Baron’s design has a contemporary feel. She loves stainless steel and often uses wood and brings in exterior light to help keep spaces feeling warm. Having a small firm allows everyone to get involved at every level, which is one of the things that Baron loves the most about being a small office. At a larger firm, you work on a very specific fragment of the project and probably don’t get to see it through to fruition.
Few people can pinpoint the moment in childhood that inspired what, decades after the event, helped define their sought-after careers. At age 10, Baron and her other Catholic friends decided to build a shrine to St. Elias in their Lebanese neighborhood. The four girls raised the money, got materials donated and had a local contractor teach them how to construct their shrine. It was in the design and the physical building of the monument that Baron became engaged, and from there it stuck.

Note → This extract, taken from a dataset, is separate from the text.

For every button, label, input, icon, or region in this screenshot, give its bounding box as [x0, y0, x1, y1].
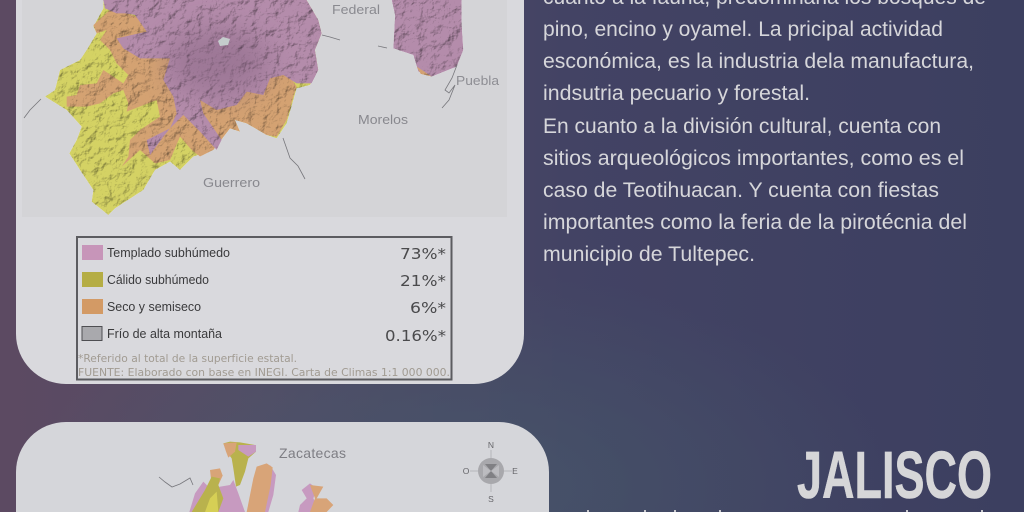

Baron was born in Lebanon. She lived there until she was a 13, and she’s noticed that a lot of people think it’s desert. “There are four seasons,” Baron says. “It has a beautiful climate. Beautiful mountains and ocean. Beirut, the capitol, used to be called the Paris of the Middle East. It’s a lush country.” Today she still has a slight accent in the same way natives of southwest Missouri have a slight drawl but not a full-blown southern twang. She is the youngest with three brothers and four sisters. There is a 20-year difference between Baron and her oldest brother, whom she lived with when she moved to Las Vegas. “It was heartbreaking for [my mother],” Baron says. “Because of the war in Lebanon, the country wasn’t stable back home, and school would stop for long periods of time. She knew it was best.”